The First Stage of Starting a Weight Loss Diet
For many people, starting a diet for weight loss means cleaning out their cabinets of junk food, stopping the fast food habit, and starting to eat “clean.” Eating clean means cutting out the processed bullshit and eating more fruits, vegetables, and lean meats.

We will use an example here. Let’s say you are a 6′ tall 270-pound obese man. You are about 80 to 90 pounds over your ideal weight. If you were to go from a diet of mostly processed food to a whole food diet, you would lose 10-15 pounds in the first 2 weeks. You would have more “energy” and feel great. You would be riding high and feel like all the hard work and food preparation were worth it.

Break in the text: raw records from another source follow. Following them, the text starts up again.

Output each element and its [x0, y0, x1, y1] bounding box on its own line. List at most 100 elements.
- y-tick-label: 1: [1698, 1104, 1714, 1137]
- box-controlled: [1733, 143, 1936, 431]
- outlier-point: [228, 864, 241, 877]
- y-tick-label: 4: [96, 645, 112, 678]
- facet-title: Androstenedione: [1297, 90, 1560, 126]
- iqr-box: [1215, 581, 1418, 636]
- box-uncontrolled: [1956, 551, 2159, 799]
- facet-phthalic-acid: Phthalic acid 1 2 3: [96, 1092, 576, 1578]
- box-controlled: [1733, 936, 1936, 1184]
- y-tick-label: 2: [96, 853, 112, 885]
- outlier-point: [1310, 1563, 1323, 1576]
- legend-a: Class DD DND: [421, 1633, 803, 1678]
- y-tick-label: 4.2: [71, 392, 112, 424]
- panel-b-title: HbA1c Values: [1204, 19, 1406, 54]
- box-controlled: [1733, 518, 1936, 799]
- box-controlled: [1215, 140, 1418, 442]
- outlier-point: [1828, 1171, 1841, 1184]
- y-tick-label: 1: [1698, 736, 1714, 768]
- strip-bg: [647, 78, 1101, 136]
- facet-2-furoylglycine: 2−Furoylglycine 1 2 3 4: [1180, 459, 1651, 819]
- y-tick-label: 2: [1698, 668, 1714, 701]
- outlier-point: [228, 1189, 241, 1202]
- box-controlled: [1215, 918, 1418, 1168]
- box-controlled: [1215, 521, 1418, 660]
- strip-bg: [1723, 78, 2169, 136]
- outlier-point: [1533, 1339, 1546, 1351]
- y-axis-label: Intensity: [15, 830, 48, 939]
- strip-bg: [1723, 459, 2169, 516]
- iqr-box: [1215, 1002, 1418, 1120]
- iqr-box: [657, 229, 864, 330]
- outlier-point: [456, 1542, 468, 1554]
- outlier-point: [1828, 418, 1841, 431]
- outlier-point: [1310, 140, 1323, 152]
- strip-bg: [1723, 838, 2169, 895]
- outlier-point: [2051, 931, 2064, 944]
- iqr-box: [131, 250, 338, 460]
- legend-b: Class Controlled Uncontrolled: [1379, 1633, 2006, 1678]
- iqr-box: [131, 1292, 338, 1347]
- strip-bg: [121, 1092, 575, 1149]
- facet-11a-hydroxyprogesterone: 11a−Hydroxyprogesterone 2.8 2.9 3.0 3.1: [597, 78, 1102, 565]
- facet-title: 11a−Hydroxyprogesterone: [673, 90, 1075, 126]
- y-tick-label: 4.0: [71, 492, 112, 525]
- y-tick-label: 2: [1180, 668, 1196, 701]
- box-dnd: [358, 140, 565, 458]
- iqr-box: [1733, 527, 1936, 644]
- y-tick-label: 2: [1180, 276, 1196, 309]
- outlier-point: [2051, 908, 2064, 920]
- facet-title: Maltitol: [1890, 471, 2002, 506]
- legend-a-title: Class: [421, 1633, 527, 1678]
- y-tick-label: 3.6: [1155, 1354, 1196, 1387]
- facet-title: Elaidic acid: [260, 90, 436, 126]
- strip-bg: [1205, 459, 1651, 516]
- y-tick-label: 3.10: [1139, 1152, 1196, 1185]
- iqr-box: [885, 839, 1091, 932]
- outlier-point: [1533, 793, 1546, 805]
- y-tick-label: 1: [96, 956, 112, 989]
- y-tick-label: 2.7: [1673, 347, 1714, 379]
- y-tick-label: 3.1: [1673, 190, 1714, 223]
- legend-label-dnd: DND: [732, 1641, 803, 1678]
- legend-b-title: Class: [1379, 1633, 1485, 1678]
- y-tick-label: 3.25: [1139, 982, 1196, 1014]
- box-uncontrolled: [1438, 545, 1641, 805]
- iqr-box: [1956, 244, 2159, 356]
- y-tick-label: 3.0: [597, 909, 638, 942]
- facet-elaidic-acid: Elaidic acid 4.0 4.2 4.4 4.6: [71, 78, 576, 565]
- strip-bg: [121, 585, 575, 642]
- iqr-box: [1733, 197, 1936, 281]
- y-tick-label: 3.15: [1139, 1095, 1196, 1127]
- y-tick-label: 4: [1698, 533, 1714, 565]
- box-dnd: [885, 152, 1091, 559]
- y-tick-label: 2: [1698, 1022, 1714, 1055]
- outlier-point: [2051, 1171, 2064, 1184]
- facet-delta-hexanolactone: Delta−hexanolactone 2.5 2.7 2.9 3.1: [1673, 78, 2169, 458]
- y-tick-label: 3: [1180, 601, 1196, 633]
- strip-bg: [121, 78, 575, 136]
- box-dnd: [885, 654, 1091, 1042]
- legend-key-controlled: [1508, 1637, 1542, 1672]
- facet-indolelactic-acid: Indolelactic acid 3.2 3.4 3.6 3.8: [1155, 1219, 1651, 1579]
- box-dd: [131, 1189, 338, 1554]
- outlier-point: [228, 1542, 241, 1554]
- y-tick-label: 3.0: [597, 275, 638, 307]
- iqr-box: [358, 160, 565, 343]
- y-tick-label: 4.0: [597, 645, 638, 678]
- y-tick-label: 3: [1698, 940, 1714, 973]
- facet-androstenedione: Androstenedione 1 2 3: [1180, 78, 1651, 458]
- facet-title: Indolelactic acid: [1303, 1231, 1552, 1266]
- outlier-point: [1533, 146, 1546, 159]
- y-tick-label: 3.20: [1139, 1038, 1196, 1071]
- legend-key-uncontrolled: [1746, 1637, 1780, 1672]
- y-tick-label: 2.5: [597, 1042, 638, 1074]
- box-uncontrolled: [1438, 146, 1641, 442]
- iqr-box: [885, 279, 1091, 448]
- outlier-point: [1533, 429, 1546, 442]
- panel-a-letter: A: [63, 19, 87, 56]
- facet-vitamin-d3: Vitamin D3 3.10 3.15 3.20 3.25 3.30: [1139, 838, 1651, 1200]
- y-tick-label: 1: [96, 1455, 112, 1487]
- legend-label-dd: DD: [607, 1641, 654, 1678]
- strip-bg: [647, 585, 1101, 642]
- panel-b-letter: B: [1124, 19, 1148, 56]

But, all of a sudden, the scale stops moving, and you are now losing only a 1/2 pound a week or nothing at all. This becomes very discouraging, and the motivation to keep going is lost. You return to your former eating habits and gain all the weight back as rapidly as you lost it.
95% of the weight that’s being lost at the beginning of a diet comes from water. The heavier you are, the more weight you will lose in this way. This happens due to all the carbs, sodium, and other water-retaining substances found in processed foods. Basically, once you stop the body from being in a water retentive, inflammatory state, it all gets pissed out of you. This process happens over the first few weeks, and after that, there is no more water to be lost. That’s why rapid weight loss stops.
Healthy Diet + Exercise for a Lifetime
Now comes the hard part. You have entered the slow weight loss stage. From here on out, you will lose weight from one of two places: Fat or Muscle. The key is finding the right strategy to have the rest of the weight loss come from fat while also retaining your muscle. If you try to lose weight too rapidly (2 or more pounds a week), a large percentage of your weight will come from muscle as well as fat. On the other hand, too slow (1/2 pound a week), and you may be discouraged by the lack of progress and quit.
- Fat: A pound of fat contains about 3,500 calories and uses less energy daily than muscle. Fat is our body’s primary “steady-state” source of energy.
- Muscle: This is our contractile tissue and is what gives our bodies “strength.” The body will readily break down muscle for energy during periods of being in a caloric deficit.
Fat Loss
To find how many calories you should be eating in a day refer to this previous post “The only Diet you will ever need”. To lose about a pound a week, you should subtract 500 calories from your daily caloric needs. I find this to be a sustainable way to lose fat over time. If you restrict too heavily, you will feel like you’re starving all the time, and discipline can only hold out so long against the intense evolutionary drive to eat. Also, you will lose way too much muscle this way. We have all heard that muscle burns more calories than fat. This is true and is why you should try to retain and grow as much muscle as possible. More muscle means being able to eat more without getting fat. Who doesn’t want to do that?
Muscle Retention
To retain muscle, you must give your body a reason not to metabolize it for fuel. While dieting, daily resistance exercise training will give your body the stimulus it needs to keep and even build muscle. I do not recommend only doing “cardio” when on a diet. This is a great way to strip your body of its muscle. Steady-state cardio is not a muscle-building activity and will even encourage muscle loss. I wrote a great guide on the 5 Must-Do Exercises for Building Muscle. Do these as your core exercises when resistance training to build and retain muscle.
I’ve Reached my Goal Weight, Now What?
Congrats, you have reached your goal weight. Now is not the time to stop. The goal weight is not really the end game. The game has just begun. You cannot revert to your old ways; instead, slowly increase the number of calories you are eating each week until you are no longer losing or gaining weight. You have reached equilibrium. This is fantastic; you have found a way to eat a healthy diet and maintain it for the rest of your life!!
In Summary
- Rapid weight loss at the beginning of a diet due to water weight (Don’t be discouraged when it stops).
- Plan to sustainably lose a pound a week by cutting calories by 500 a day.
- Do Resistance training during your diet to keep muscle and not lose it to energy needs.
- Once your goal weight is reached, find a new caloric set point to maintain health.